0003 2016-03-15 281.
0003 2016-03-15 281.
0002 2016-03-01 294
0003 2016-04-01 298.
0003 2016-04-01 298.
0002 2016-03-15 308
0003 2017-02-15 618
0002 2017-02-01 631.
0003 2017-03-01 632
0002 2017-02-15 645
And the second as fallows:
ID. DATE2.
0002 2016-02-11
0003 2016-03-16
0002 2017-01-19
0003 2015-09-10
0003 2016-02-19
0003 2016-03-22
0003 2015-12-07
Now, I want to join –merge-- these two data_frameworks into one data_frame based on ID and Data1 and Date2 with certain conditions. So my desired dataframe should be like these:
ID Date1 X1 Date2
0002 2015-08-01 81 Nan
0002 2015-08-15 95 Nan
0003 2015-10-01 115. 2015-09-10
0002 2015-09-15 126 Nan
0003 2015-10-15 129 Nan
0002 2016-02-01 265 Nan
0002 2016-02-15 279. 2016-02-11
0003 2016-03-15 281. 2015-12-07
0003 2016-03-15 281. 2016-02-19
0003 2016-04-01 298. 2016-03-16
0003 2016-04-01 298. 2016-03-22
0002 2016-03-15 308 Nan
0003 2017-02-15 618 Nan
0002 2017-02-01 631. 2017-01-19
0003 2017-03-01 632 Nan
0002 2017-02-15 645 Nan
Lets say Date1 points to date of the collected data, and Date2 refers to an event. I need to show in the output DataFrame, whether an event accrued between the two dates of collected data. E.g., for ID:003 between 2015-10-01 and 2015-10-15 whether an event happened or not? In this example the difference is 15 days, but we have case that the difference between the collected data is more than one month e.g., ID:002 2015-10-15 and 2016-02-15. In addition, if between two dates (in Date1) two events happened I want to show them in a different rows like the above example. Does anyone can help to handle this?
I also tried this code:
myf = dataframe1.merge(dataframe2, how='left',on=['ID'])

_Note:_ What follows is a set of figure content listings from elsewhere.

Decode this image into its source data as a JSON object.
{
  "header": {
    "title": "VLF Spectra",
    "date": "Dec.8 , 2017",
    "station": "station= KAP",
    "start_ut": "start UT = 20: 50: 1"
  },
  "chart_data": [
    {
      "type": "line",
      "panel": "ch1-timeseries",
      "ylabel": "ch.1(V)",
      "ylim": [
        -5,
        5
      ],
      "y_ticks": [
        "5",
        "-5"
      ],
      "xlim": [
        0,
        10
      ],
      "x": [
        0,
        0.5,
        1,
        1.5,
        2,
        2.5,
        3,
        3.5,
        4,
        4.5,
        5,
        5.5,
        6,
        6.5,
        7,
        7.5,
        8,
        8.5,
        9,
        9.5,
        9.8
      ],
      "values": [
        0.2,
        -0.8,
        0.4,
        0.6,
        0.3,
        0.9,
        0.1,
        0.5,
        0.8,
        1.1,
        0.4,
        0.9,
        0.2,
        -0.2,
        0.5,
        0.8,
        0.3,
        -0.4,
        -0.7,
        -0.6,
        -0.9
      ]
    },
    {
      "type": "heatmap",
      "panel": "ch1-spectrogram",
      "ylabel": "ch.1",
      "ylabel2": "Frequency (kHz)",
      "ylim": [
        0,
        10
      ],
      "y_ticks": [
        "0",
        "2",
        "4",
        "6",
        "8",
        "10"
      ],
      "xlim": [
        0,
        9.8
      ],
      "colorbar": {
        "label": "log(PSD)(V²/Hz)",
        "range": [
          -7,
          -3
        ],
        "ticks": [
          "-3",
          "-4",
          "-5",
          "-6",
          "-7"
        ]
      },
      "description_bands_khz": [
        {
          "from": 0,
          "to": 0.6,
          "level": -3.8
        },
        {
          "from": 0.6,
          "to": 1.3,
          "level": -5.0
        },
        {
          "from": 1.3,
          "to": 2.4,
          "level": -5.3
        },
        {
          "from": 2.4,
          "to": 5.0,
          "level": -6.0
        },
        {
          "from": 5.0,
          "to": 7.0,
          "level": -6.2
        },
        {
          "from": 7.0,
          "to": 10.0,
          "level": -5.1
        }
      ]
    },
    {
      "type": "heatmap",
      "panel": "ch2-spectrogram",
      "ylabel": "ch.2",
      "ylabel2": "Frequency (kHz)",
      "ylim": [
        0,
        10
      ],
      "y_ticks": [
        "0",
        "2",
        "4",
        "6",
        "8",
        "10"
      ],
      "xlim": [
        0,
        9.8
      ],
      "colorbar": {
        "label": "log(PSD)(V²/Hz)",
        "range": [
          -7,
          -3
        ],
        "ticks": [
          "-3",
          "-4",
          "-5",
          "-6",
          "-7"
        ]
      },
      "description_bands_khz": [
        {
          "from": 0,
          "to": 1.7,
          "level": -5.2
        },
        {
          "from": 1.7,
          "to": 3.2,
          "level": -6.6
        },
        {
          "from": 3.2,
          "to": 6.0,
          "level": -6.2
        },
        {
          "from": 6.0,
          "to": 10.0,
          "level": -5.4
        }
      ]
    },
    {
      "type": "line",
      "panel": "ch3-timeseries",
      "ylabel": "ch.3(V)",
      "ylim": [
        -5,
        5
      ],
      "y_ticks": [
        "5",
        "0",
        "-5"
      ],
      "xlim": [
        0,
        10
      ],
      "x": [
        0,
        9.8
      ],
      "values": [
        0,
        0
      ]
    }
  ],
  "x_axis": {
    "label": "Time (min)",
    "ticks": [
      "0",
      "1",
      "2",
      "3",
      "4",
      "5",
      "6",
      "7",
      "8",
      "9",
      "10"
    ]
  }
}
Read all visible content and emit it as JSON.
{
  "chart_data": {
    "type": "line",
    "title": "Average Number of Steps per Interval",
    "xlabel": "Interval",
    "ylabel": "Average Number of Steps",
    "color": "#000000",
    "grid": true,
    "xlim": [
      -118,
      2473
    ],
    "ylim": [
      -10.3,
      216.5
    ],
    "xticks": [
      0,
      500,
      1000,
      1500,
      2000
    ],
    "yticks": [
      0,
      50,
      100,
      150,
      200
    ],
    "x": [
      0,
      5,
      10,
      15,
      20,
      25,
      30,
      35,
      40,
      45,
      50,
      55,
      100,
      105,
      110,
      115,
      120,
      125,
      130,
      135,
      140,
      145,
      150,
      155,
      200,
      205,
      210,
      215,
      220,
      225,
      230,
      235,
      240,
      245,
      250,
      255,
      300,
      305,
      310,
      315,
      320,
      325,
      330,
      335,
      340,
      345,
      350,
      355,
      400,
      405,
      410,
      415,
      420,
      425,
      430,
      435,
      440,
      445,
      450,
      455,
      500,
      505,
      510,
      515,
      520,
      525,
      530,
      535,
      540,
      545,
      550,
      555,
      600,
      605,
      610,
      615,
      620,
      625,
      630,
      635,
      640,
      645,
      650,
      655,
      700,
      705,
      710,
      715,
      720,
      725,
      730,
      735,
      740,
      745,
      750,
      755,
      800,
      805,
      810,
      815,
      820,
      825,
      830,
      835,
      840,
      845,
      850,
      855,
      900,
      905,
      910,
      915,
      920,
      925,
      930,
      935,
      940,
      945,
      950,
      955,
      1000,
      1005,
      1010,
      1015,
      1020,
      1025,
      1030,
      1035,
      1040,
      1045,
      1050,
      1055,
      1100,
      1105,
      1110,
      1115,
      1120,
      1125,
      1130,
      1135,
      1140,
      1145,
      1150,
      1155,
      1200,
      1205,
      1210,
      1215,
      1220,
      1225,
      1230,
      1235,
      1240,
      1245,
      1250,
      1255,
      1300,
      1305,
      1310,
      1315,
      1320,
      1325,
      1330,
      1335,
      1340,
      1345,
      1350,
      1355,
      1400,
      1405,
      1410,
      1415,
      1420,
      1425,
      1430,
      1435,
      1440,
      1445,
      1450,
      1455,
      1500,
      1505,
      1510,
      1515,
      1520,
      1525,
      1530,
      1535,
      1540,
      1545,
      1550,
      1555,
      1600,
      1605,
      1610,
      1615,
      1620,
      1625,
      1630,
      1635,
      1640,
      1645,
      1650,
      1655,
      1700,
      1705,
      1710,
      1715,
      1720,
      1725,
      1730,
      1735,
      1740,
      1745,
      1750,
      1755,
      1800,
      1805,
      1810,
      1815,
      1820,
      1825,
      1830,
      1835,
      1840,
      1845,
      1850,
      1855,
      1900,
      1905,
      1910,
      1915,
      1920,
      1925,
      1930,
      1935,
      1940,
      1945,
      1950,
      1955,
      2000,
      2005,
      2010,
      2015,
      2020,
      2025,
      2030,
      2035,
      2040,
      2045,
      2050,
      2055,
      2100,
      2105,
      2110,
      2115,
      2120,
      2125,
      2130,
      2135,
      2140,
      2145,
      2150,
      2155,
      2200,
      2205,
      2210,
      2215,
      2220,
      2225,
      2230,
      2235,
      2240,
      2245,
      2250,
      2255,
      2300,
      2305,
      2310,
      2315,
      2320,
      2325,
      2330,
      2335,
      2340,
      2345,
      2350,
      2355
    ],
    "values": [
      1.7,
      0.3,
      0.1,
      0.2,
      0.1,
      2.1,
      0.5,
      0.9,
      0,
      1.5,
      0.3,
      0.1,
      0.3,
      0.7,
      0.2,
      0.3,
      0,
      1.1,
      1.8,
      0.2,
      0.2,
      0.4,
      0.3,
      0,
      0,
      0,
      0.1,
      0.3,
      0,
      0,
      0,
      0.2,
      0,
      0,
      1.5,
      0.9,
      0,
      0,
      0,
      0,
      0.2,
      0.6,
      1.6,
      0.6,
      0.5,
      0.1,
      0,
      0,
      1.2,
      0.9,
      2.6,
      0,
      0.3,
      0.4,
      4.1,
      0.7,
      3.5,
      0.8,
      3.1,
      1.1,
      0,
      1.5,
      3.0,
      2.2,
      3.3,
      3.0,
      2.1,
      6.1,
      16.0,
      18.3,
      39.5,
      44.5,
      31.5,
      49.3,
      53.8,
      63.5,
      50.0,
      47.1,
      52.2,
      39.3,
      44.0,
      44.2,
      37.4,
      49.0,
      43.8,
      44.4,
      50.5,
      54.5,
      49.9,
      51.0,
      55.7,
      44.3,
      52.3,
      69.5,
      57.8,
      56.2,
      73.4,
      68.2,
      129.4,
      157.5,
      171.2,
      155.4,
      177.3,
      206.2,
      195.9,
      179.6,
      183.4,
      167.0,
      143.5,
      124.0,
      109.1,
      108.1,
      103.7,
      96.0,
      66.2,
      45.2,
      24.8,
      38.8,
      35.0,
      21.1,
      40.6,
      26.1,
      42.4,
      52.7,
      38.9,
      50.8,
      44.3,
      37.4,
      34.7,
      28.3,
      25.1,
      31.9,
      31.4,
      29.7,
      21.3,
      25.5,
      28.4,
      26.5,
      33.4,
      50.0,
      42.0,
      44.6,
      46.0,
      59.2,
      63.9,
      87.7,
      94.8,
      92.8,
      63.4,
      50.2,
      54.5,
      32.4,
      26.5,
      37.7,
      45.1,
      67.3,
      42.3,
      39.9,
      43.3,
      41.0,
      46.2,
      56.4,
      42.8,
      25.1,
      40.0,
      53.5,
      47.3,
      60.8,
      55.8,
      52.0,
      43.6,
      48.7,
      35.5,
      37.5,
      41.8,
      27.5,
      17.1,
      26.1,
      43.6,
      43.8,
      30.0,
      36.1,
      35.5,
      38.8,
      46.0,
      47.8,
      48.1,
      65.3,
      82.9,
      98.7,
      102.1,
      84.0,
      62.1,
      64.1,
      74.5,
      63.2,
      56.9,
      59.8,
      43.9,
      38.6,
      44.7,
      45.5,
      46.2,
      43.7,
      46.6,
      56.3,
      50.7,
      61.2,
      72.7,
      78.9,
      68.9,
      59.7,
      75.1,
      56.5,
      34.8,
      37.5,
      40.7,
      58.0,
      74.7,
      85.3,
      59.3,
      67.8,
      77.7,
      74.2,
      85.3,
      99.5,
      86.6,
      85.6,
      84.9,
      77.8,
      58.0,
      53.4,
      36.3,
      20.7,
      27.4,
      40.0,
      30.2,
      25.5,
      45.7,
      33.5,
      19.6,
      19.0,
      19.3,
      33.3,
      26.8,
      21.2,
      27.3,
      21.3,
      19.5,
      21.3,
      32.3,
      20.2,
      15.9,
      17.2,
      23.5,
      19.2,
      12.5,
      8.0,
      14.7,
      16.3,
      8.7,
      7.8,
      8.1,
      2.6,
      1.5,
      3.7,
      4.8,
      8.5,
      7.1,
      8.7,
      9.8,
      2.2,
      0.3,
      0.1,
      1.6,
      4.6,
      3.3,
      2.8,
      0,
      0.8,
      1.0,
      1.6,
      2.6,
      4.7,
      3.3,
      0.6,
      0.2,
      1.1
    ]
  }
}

mask = (pd.to_datetime(myf['Data1'], format='%Y-%m-%d') -
pd.to_datetime(myf['Data2'], format='%Y-%m-%d')).apply(lambda I: i.days <= 15 and i.days > 0)
myf.loc[~mask, 'Data2'] = np.nan
But, it solves only if the data are collected (in dataframe1) every 15 days, which in my case it is not always true.